MANCIANO. Nella notte tra domenica 8 e lunedì 9, i carabinieri della stazione di Manciano sono intervenuti in un’abitazione del centro dopo la richiesta di aiuto arrivata da una donna.
L’allarme è scattato in piena notte, quando ai militari dell’Arma è stata segnalata una situazione di violenza domestica all’interno di una casa del paese.
L’allarme nel cuore della notte
Secondo quanto ricostruito, una persona sarebbe stata picchiata dalla sorella durante una lite.
All’arrivo della pattuglia, i carabinieri hanno trovato una situazione di forte tensione. La donna, una trentaseienne, per la quale era stato richiesto l’intervento dei carabinieri, avrebbe mantenuto un atteggiamento ostile anche nei confronti dei militari.

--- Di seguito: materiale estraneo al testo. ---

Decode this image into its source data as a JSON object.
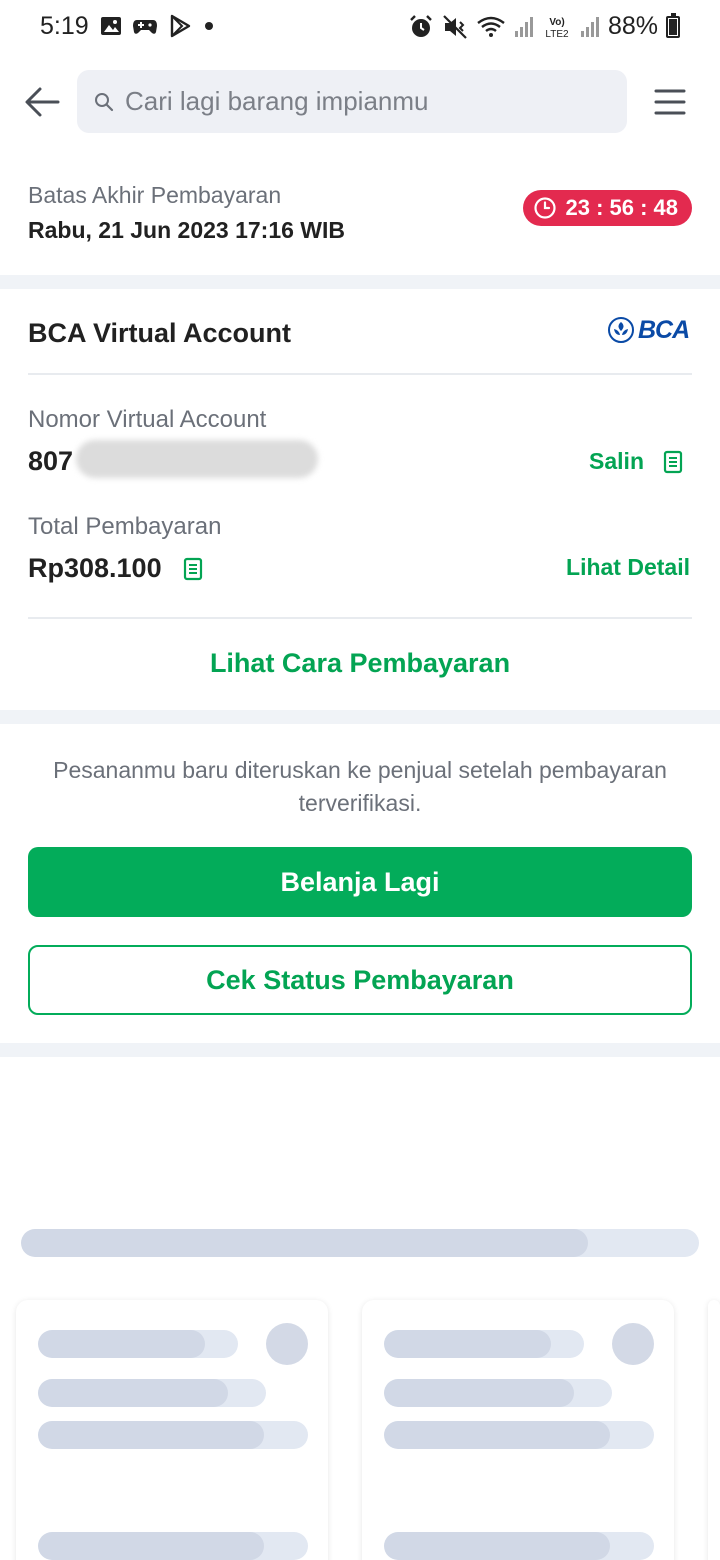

Nonostante gli inviti a calmarsi, la donna avrebbe infatti reagito spingendo uno dei carabinieri presenti sul posto.
Arresto in flagranza dopo i momenti di tensione
L’atteggiamento aggressivo ha reso necessario l’arresto per resistenza e violenza a pubblico ufficiale.
La 36enne è stata accompagnata in caserma e nella giornata di oggi, lunedì 9 marzo, è comparsa davanti al giudice alle 15 per l’udienza di convalida.
Il giudice ha convalidato l’arresto e disposto l’obbligo di dimora nel comune di Manciano.
Durante l’udienza, l’avvocata Loredana Pinna ha chiesto i termini a difesa.
Carabinieri impegnati contro la violenza domestica
L’intervento dei militari conferma ancora una volta l’attenzione delle forze dell’ordine nella gestione degli episodi di violenza domestica e nella tutela delle persone coinvolte.
Allo stesso tempo emerge la necessità di rispondere con fermezza ai comportamenti aggressivi rivolti ai pubblici ufficiali.